The Federal Acquisition Regulation (FAR) oversees the sealed bidding process, ensuring that all proposals adhere to employment regulations like affirmative action and minimum wage. Contractors may have a better chance of securing these profitable jobs with a clear understanding of the process and expectations.


Government agencies seeking contractors first issue an Invitation for Bids (IFB). The IFB contains all relevant details about the project, regulated by FAR rules for accuracy and clarity. The agency then advertises the IFB in trade journals, contractor mailing lists, the federal government’s Commerce Business Daily (CBD) and elsewhere. Contractors can then begin to submit bids.

Once the deadline to submit bids has passed, the agency’s Contracting Officer reads them aloud in public to ensure transparency.
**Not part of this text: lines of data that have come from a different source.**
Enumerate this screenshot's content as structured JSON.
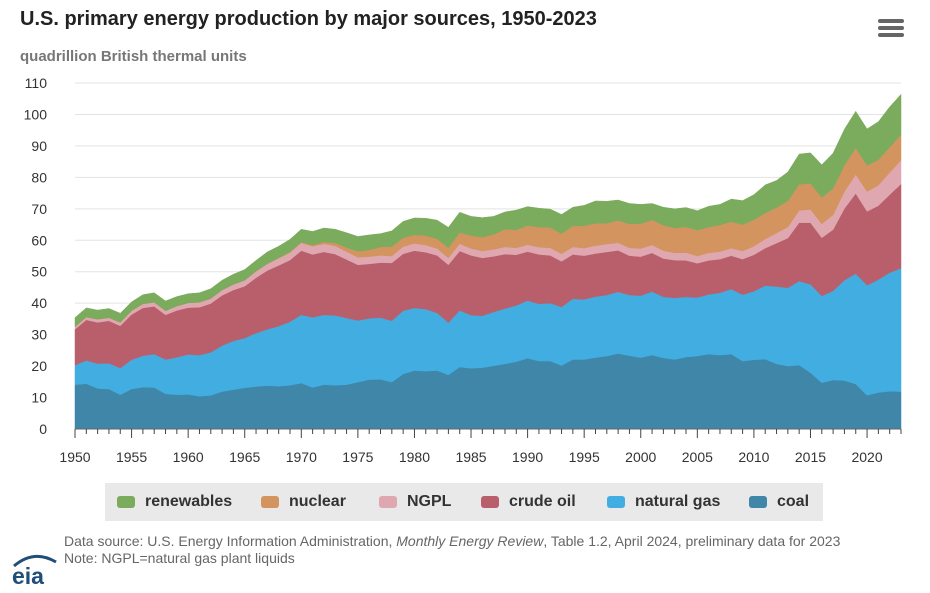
{
  "title": "U.S. primary energy production by major sources, 1950-2023",
  "subtitle": "quadrillion British thermal units",
  "menu_icon": "hamburger-menu-icon",
  "footer": {
    "source_prefix": "Data source: U.S. Energy Information Administration, ",
    "source_italic": "Monthly Energy Review",
    "source_suffix": ", Table 1.2, April 2024, preliminary data for 2023",
    "note": "Note: NGPL=natural gas plant liquids"
  },
  "logo_text": "eia",
  "colors": {
    "coal": "#3f86a8",
    "natural_gas": "#41ade0",
    "crude_oil": "#b95f6c",
    "ngpl": "#dfa7b0",
    "nuclear": "#d3945f",
    "renewables": "#7bab5d",
    "legend_bg": "#e9e9e9"
  },
  "legend": [
    {
      "label": "renewables",
      "color": "#7bab5d"
    },
    {
      "label": "nuclear",
      "color": "#d3945f"
    },
    {
      "label": "NGPL",
      "color": "#dfa7b0"
    },
    {
      "label": "crude oil",
      "color": "#b95f6c"
    },
    {
      "label": "natural gas",
      "color": "#41ade0"
    },
    {
      "label": "coal",
      "color": "#3f86a8"
    }
  ],
  "chart_data": {
    "type": "area",
    "stacked": true,
    "title": "U.S. primary energy production by major sources, 1950-2023",
    "ylabel": "quadrillion British thermal units",
    "xlabel": "",
    "xlim": [
      1950,
      2023
    ],
    "ylim": [
      0,
      110
    ],
    "x_ticks": [
      1950,
      1955,
      1960,
      1965,
      1970,
      1975,
      1980,
      1985,
      1990,
      1995,
      2000,
      2005,
      2010,
      2015,
      2020
    ],
    "y_ticks": [
      0,
      10,
      20,
      30,
      40,
      50,
      60,
      70,
      80,
      90,
      100,
      110
    ],
    "grid": "horizontal",
    "legend_position": "bottom",
    "x": [
      1950,
      1951,
      1952,
      1953,
      1954,
      1955,
      1956,
      1957,
      1958,
      1959,
      1960,
      1961,
      1962,
      1963,
      1964,
      1965,
      1966,
      1967,
      1968,
      1969,
      1970,
      1971,
      1972,
      1973,
      1974,
      1975,
      1976,
      1977,
      1978,
      1979,
      1980,
      1981,
      1982,
      1983,
      1984,
      1985,
      1986,
      1987,
      1988,
      1989,
      1990,
      1991,
      1992,
      1993,
      1994,
      1995,
      1996,
      1997,
      1998,
      1999,
      2000,
      2001,
      2002,
      2003,
      2004,
      2005,
      2006,
      2007,
      2008,
      2009,
      2010,
      2011,
      2012,
      2013,
      2014,
      2015,
      2016,
      2017,
      2018,
      2019,
      2020,
      2021,
      2022,
      2023
    ],
    "series": [
      {
        "name": "coal",
        "values": [
          14.1,
          14.4,
          12.9,
          12.7,
          10.9,
          12.7,
          13.3,
          13.2,
          11.2,
          10.9,
          11.0,
          10.4,
          10.7,
          11.9,
          12.5,
          13.1,
          13.5,
          13.8,
          13.6,
          13.9,
          14.6,
          13.2,
          14.1,
          13.9,
          14.1,
          14.9,
          15.7,
          15.8,
          14.9,
          17.5,
          18.6,
          18.4,
          18.6,
          17.2,
          19.7,
          19.3,
          19.5,
          20.1,
          20.7,
          21.4,
          22.5,
          21.6,
          21.6,
          20.2,
          22.1,
          22.1,
          22.7,
          23.2,
          24.0,
          23.3,
          22.7,
          23.5,
          22.6,
          22.1,
          22.9,
          23.2,
          23.8,
          23.5,
          23.8,
          21.6,
          22.0,
          22.2,
          20.7,
          20.0,
          20.3,
          17.9,
          14.7,
          15.6,
          15.4,
          14.3,
          10.7,
          11.6,
          12.0,
          11.9
        ]
      },
      {
        "name": "natural gas",
        "values": [
          6.2,
          7.4,
          7.9,
          8.2,
          8.5,
          9.3,
          10.0,
          10.6,
          10.9,
          11.9,
          12.7,
          13.1,
          13.7,
          14.6,
          15.5,
          15.8,
          17.0,
          17.9,
          19.1,
          20.2,
          21.7,
          22.3,
          22.2,
          22.2,
          21.2,
          19.6,
          19.5,
          19.6,
          19.5,
          20.1,
          19.9,
          19.7,
          18.3,
          16.6,
          18.0,
          16.9,
          16.5,
          17.1,
          17.6,
          17.9,
          18.3,
          18.2,
          18.4,
          18.6,
          19.3,
          19.1,
          19.4,
          19.4,
          19.6,
          19.3,
          19.7,
          20.2,
          19.4,
          19.6,
          19.1,
          18.6,
          19.0,
          19.8,
          20.7,
          21.1,
          21.8,
          23.4,
          24.6,
          24.9,
          26.7,
          28.1,
          27.6,
          28.3,
          31.9,
          35.1,
          35.0,
          35.9,
          37.7,
          39.2
        ]
      },
      {
        "name": "crude oil",
        "values": [
          11.4,
          12.9,
          13.1,
          13.5,
          13.4,
          14.4,
          15.2,
          15.2,
          14.2,
          14.9,
          14.9,
          15.2,
          15.5,
          16.0,
          16.2,
          16.5,
          17.6,
          18.7,
          19.3,
          19.6,
          20.4,
          20.0,
          20.0,
          19.5,
          18.6,
          17.7,
          17.3,
          17.5,
          18.4,
          18.1,
          18.2,
          18.1,
          18.3,
          18.4,
          18.9,
          19.0,
          18.4,
          17.7,
          17.3,
          16.1,
          15.6,
          15.7,
          15.2,
          14.5,
          14.1,
          13.9,
          13.7,
          13.7,
          13.2,
          12.5,
          12.4,
          12.3,
          12.2,
          12.0,
          11.6,
          10.9,
          10.8,
          10.7,
          10.6,
          11.3,
          11.6,
          11.9,
          13.8,
          15.8,
          18.6,
          19.6,
          18.5,
          19.5,
          22.8,
          25.5,
          23.5,
          23.5,
          24.8,
          26.8
        ]
      },
      {
        "name": "NGPL",
        "values": [
          0.8,
          0.9,
          1.0,
          1.0,
          1.1,
          1.2,
          1.3,
          1.3,
          1.3,
          1.4,
          1.5,
          1.6,
          1.6,
          1.7,
          1.8,
          1.9,
          2.0,
          2.1,
          2.3,
          2.4,
          2.5,
          2.6,
          2.6,
          2.6,
          2.5,
          2.4,
          2.3,
          2.3,
          2.2,
          2.3,
          2.3,
          2.3,
          2.2,
          2.2,
          2.3,
          2.2,
          2.2,
          2.2,
          2.3,
          2.2,
          2.2,
          2.3,
          2.4,
          2.4,
          2.4,
          2.4,
          2.5,
          2.5,
          2.4,
          2.5,
          2.6,
          2.5,
          2.5,
          2.3,
          2.5,
          2.3,
          2.4,
          2.4,
          2.4,
          2.6,
          2.7,
          2.9,
          3.2,
          3.5,
          3.9,
          4.2,
          4.4,
          4.7,
          5.4,
          6.0,
          6.3,
          6.5,
          7.0,
          7.6
        ]
      },
      {
        "name": "nuclear",
        "values": [
          0.0,
          0.0,
          0.0,
          0.0,
          0.0,
          0.0,
          0.0,
          0.0,
          0.0,
          0.0,
          0.0,
          0.0,
          0.0,
          0.0,
          0.0,
          0.0,
          0.1,
          0.1,
          0.1,
          0.2,
          0.2,
          0.4,
          0.6,
          0.9,
          1.3,
          1.9,
          2.1,
          2.7,
          3.0,
          2.8,
          2.7,
          3.0,
          3.1,
          3.2,
          3.6,
          4.1,
          4.4,
          4.8,
          5.6,
          5.7,
          6.1,
          6.4,
          6.5,
          6.4,
          6.7,
          7.1,
          7.1,
          6.6,
          7.1,
          7.6,
          7.9,
          8.0,
          8.1,
          7.9,
          8.2,
          8.2,
          8.2,
          8.5,
          8.4,
          8.4,
          8.4,
          8.3,
          8.1,
          8.3,
          8.3,
          8.3,
          8.4,
          8.4,
          8.4,
          8.5,
          8.3,
          8.1,
          8.1,
          8.1
        ]
      },
      {
        "name": "renewables",
        "values": [
          2.9,
          2.9,
          2.9,
          2.9,
          2.9,
          2.8,
          2.9,
          3.0,
          3.1,
          3.0,
          2.9,
          3.0,
          3.1,
          3.1,
          3.2,
          3.4,
          3.4,
          3.7,
          3.7,
          4.0,
          4.1,
          4.3,
          4.4,
          4.4,
          4.7,
          4.7,
          4.8,
          4.2,
          5.0,
          5.2,
          5.4,
          5.5,
          5.9,
          6.5,
          6.4,
          6.1,
          6.2,
          5.7,
          5.5,
          6.3,
          6.0,
          6.0,
          5.8,
          6.1,
          5.9,
          6.5,
          7.1,
          7.0,
          6.5,
          6.5,
          6.1,
          5.2,
          5.7,
          6.1,
          6.1,
          6.2,
          6.6,
          6.5,
          7.2,
          7.6,
          8.0,
          8.9,
          8.6,
          9.2,
          9.6,
          9.7,
          10.4,
          11.2,
          11.4,
          11.6,
          11.6,
          12.1,
          12.8,
          12.8
        ]
      }
    ]
  }
}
Regulators examine the offers for mistakes, clarity and adherence to the expectations outlined in the IFB. If contractors made mistakes in drafting their bid or fail to understand the demands of the IFB, the reviewers will reject the offer, regardless of cost. The CO then awards the contract to the lowest qualified bid.

After revealing the winning contractor, the government requires a final review called an “affirmative finding of responsibility.” The FAR determines that the winning contractor:

  • has the funds necessary to complete the job;
  • will comply with the performance schedule and deliver on time;
  • maintain a solid performance record that emphasizes integrity;
  • possesses the required experience, accounting, technical expertise, operational ability, and accommodating facilities;
  • is eligible to receive a government contract award under applicable law.

The FAR may also review price considerations based on location, added transportation costs and applicable taxes. If a different bidder appears more advantageous after this evaluation, the FAR will award them the contract. The CO then sends the winning bidder the document and closes the process.


Much of the bidding process can get hung up on hidden regulations or agency quirks. Securing a lawyer familiar with contract law can help draft a comprehensive bid, work with the FAR and help with research.